About Campus Deaths Warn of Growing Malady:
The suicide of a Nepali at Kalinga Institute of Industrial Technology in the state of Odisha last week prompted a protest from Nepali students and widespread notoriety. And among the various comments that flew across the net, one on Facebook stood out: 
“Nepal has a century-old tradition with Lord Jagannath; hence any student from Nepal should be treated with utmost care in case we have faith in Lord Jagannath.”
This statement raises an important question: Should hospitality be a business of faith? If we are to recognize the religious kinship as a cultural bond, does that bond have any place in the realm of international education, particularly within those branches that strenuously distance themselves from the study of theology and religious studies, like engineering?
Ironically, for an institute that presents itself as a bastion of industrial education, the invocation of a religious test for international hospitality generates deeper contradictions in the Indian subcontinent.
Beyond Sentiments of Faith: The Culture of Discrimination
However, the underlying sentiment expressed by such statements obscures the main issue: the systematic hierarchies, exploitations, and discriminatory hostility which these suicide cases and the institution’s violent repression of protests all expose.
Time and again, religious sentiments have brought to light the age-old cultural conflicts drenching the Indian subcontinent in discrimination. The alleged harassment of the deceased Nepali student by a fellow student from Uttar Pradesh exposes the gendered and sexualized forms of exploitation which exist within such cultures of discrimination.
There was, at one time, a Punjab police chief called KPS Gill, who said, to the poet Dom Moraes:
“The Indian psyche is knee-deep in suppressed violence.”
It is a statement, and insight, that remains ominously valid today. Recent events in eastern India are a reminder discrimination is not an isolated incident; rather it is something that permeates the length and breadth of the subcontinent.
India, the largest and most powerful player in South Asia, has distinctly failed to undertake the mantle of responsible leadership as imparted by its dimensions and economic status.
Institutional Condescendence and Marginalization
Another horrendous aspect of the KIIT incident is the condescension shown by some faculty and administrative staff to those protesting students from Nepal.
Nepali students should thank the founder of this great institute for free, subsidized food and education.
“Look at the budget spent on them-numerically more millions than Nepal’s entire national budget!”
Such statements are neither patronizing nor exposing the deeply rooted bias and exploitation that mainstream India has invariably hurled towards its marginalized neighbors.
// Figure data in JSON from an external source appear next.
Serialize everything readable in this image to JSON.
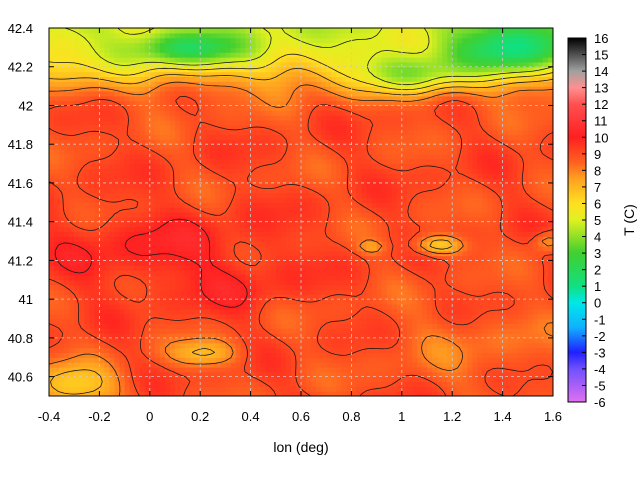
{
  "chart_data": {
    "type": "heatmap",
    "title": "",
    "xlabel": "lon (deg)",
    "ylabel": "",
    "colorbar_label": "T (C)",
    "xlim": [
      -0.4,
      1.6
    ],
    "ylim": [
      40.5,
      42.4
    ],
    "clim": [
      -6,
      16
    ],
    "xticks": [
      -0.4,
      -0.2,
      0,
      0.2,
      0.4,
      0.6,
      0.8,
      1,
      1.2,
      1.4,
      1.6
    ],
    "xtick_labels": [
      "-0.4",
      "-0.2",
      "0",
      "0.2",
      "0.4",
      "0.6",
      "0.8",
      "1",
      "1.2",
      "1.4",
      "1.6"
    ],
    "yticks": [
      40.6,
      40.8,
      41,
      41.2,
      41.4,
      41.6,
      41.8,
      42,
      42.2,
      42.4
    ],
    "ytick_labels": [
      "40.6",
      "40.8",
      "41",
      "41.2",
      "41.4",
      "41.6",
      "41.8",
      "42",
      "42.2",
      "42.4"
    ],
    "cticks": [
      -6,
      -5,
      -4,
      -3,
      -2,
      -1,
      0,
      1,
      2,
      3,
      4,
      5,
      6,
      7,
      8,
      9,
      10,
      11,
      12,
      13,
      14,
      15,
      16
    ],
    "ctick_labels": [
      "-6",
      "-5",
      "-4",
      "-3",
      "-2",
      "-1",
      "0",
      "1",
      "2",
      "3",
      "4",
      "5",
      "6",
      "7",
      "8",
      "9",
      "10",
      "11",
      "12",
      "13",
      "14",
      "15",
      "16"
    ],
    "colorscale": [
      [
        -6,
        "#e070f0"
      ],
      [
        -4,
        "#7050ff"
      ],
      [
        -3,
        "#2020ff"
      ],
      [
        -1.5,
        "#10b0ff"
      ],
      [
        0,
        "#00e8e8"
      ],
      [
        1,
        "#10e080"
      ],
      [
        3,
        "#40d030"
      ],
      [
        5,
        "#e0f020"
      ],
      [
        6,
        "#ffe020"
      ],
      [
        7.5,
        "#ffa020"
      ],
      [
        8.5,
        "#ff6020"
      ],
      [
        10,
        "#ff2020"
      ],
      [
        12,
        "#ff5050"
      ],
      [
        13,
        "#ff9090"
      ],
      [
        14,
        "#a0a0a0"
      ],
      [
        16,
        "#000000"
      ]
    ],
    "grid": true,
    "contours": true,
    "annotations": []
  }
}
This undercurrurrency of discrimination and bullying echoes the experience of students from Northeast India for whom some semblance of parity and equality has long been fought over-back in Delhi hostels and universities.
Perhaps Lord Jagannath speaks to them, amused that the Neps along the countryside share such faith as a doormat to slip into India’s condescending foreign policy-always ready to thump benevolently for Hindus across the neighborhood.
Residential Higher Education Crisis
The KIIT crisis is an indication of how India is struggling with the larger crisis affecting residential higher education.
- Gone are the days when engineering colleges were characterized by a largely male hostel culture, united by lifestyles and homogenous career aspirations.
- This era is now on India’s higher education horizon with the rise of liberal arts and sciences, thereby welcoming a varied aspirational space.
- This diversification exposes a new front of vulnerabilities, in particular student mental health.
- For far too long, the cut-throat nature of the culture in engineering colleges, heavy on hazing and discrimination, has driven countless students to suicide-when, in fact, most students affected belong to marginalized and lower-caste backgrounds.
When Kalinga Institute of Industrial Technology lost the life of a student to suicide, Ashoka University mourned the loss of two other students–one in an accident, the other in a suicide incident. These episodes are not isolated cases, for we have had a similar near-recurrence in the last few years.
What Now?
Residential education in India is still alive and promising but stands an almost infant counterpart to deep-rooted traditions like Nalanda and Takshashila, which once had a reputation for attracting students far beyond the countries of Asia.
Likewise, the US has its very own well-established model of residential higher education. But for India, leaving one’s home for an institution for four years of study equals a kind of leap of faith, endowed with immense trust in that institution’s ability to afford safety and support.
To honor that trust, institutions should:
Eradicate communal discrimination and ensure that students from all backgrounds feel equally valued.
Address gendered violence through strict regulation of harassment complaints.
Prioritize mental health with more support for students, including counseling and peer mentoring.
Adopt a zero-tolerance stance toward bullying and institutional exploitation.
If India’s universities can build safe, inclusive, and empowering residential environments, they will nurture the next generation of leaders. Instead, should these institutions fail in protecting that trust, they will snuff out young lives even before they can shine.